Comitment to The Nation: Perempuan dan Pendidikan Indonesia
Pendidikan di sekolah selama ini belum menghasilkan 'sesuatu'. Penilaian itu disampaikan Arifa Handayani, praktisi dan pemerhati pendidikan, penulis masalah parenting, serta pendiri Smart Parenting With Love Community. Berkaitan dengan Hari Pendidikan Nasional 2 Mei, ia menilai, pengalaman selama ini menunjukkan, pendidikan di sekolah tidak menghasilkan manusia yang siap terjun ke masyarakat, dan menghasilkan sesuatu. Kebanyakan hanya berorientasi pada ingin mencari kerja, menjadi pegawai, dan berapa gajinya'. Pendidikan tidak menggiring murid untuk menjadi sesuatu dan menghasilkan sesuatu, baik bagi dirinya, oranglain, dan bagi bangsa.

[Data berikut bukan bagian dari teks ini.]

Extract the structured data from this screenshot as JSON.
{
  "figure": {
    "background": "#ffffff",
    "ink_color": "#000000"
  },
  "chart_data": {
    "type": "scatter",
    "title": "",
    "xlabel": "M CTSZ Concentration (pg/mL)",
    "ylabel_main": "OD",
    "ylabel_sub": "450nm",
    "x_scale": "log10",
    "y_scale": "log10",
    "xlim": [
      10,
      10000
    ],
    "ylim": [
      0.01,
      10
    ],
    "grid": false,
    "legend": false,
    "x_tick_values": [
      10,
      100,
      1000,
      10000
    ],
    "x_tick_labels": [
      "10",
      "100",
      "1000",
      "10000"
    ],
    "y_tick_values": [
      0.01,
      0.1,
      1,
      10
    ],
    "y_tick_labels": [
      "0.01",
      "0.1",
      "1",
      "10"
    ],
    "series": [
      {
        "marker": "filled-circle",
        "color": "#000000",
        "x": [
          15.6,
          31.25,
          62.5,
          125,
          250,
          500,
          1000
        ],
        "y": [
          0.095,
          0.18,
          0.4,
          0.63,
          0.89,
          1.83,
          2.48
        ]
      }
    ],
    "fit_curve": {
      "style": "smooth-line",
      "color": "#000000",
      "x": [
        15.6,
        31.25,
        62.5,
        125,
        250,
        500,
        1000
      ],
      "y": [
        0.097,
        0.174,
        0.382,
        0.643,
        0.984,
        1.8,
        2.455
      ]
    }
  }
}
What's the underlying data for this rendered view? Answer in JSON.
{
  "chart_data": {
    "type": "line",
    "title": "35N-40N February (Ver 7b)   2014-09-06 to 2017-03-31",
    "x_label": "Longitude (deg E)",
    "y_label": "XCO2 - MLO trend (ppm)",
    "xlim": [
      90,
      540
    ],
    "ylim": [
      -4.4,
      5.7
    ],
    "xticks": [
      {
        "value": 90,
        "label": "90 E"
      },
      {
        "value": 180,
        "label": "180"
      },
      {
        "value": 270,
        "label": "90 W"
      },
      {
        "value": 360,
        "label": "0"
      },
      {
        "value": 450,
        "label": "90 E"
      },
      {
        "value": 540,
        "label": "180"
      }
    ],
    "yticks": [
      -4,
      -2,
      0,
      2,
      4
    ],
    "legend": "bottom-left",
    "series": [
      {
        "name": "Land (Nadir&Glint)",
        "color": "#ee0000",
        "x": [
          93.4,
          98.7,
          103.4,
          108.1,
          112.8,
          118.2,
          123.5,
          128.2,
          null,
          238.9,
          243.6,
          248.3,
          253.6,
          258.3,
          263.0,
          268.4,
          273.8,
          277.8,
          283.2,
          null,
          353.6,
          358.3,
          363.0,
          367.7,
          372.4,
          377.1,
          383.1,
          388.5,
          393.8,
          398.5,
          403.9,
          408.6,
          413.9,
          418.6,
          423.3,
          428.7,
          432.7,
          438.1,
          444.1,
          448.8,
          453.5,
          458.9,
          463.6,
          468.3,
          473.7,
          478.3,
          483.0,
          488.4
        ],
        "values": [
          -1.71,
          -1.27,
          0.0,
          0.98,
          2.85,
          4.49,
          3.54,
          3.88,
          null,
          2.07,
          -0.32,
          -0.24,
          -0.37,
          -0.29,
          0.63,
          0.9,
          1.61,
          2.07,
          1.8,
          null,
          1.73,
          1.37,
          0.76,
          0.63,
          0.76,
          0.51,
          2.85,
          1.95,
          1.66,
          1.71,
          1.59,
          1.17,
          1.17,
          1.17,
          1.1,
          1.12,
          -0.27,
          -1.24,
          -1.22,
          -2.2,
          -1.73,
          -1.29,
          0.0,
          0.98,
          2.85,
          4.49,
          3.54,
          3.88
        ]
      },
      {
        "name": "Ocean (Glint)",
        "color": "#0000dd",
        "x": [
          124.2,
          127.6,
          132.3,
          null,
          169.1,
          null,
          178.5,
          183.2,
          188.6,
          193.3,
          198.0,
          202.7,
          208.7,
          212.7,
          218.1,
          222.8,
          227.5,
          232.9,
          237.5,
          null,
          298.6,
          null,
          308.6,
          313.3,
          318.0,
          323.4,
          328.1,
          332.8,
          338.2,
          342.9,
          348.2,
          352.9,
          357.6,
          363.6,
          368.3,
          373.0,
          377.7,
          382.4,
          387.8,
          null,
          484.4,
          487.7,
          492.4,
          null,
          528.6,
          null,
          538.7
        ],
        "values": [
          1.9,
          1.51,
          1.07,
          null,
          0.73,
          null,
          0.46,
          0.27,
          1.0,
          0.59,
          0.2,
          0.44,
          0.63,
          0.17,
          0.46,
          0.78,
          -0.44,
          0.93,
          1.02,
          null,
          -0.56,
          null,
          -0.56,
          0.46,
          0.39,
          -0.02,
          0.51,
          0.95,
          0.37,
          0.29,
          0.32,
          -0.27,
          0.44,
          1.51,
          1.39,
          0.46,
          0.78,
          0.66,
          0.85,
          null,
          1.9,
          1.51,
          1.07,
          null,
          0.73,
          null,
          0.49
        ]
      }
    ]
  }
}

Kesalahan juga bertambah, ketika orangtua menyerahkan pendidikan anak-anaknya ke sekolah. Orangtua lupa bahwa hakekatnya, Tuhan menyerahkan, menitipkan anak kepada orangtua untuk dididik. Sedangkan sekolah hanya sampingan saja. Sekolah tidak mungkin menemukan potensi atau keunggulan anak didiknya satu persatu. Sekolah hanya memfasilitasi. Kunci utama tetap ada di tangan orangtua.
Untuk memperbaiki kondisi tersebut, orangtua harus sadar sepenuhnya bahwa peran mendidik adalah tugas mereka, dan tidak lepas tangan dengan pendidikan di sekolah. Karena menurut reformis pendidikan, cara belajar di sekolah kebanyakan tidak sesuai dengan cara manusia belajar, yakni hanya fokus pada satu hal (guru). Padahal manusia diberi 5 panca indra yang harus digunakan. Tapi di sekolah semua potensi itu di kunci. Akibatnya anak beralih ke saluran lain seperti televisi dan internet karena lebih indah dari sekolah.
Sekolah harus membuat anak merasa butuh dan suka. kalau memang perlu untuk merubah paradigma pendidikan di sekolah, ubahlah. "Itulah mengapa komunitas Smart Parenting Community lahir. Kami tidak ingin mencuci otak para orangtua tentang mendidik anak. Kami tidak ingin anak-anak kami mendapat pendidikan seperti orangtuanya dulu", kata Arifa Handayani.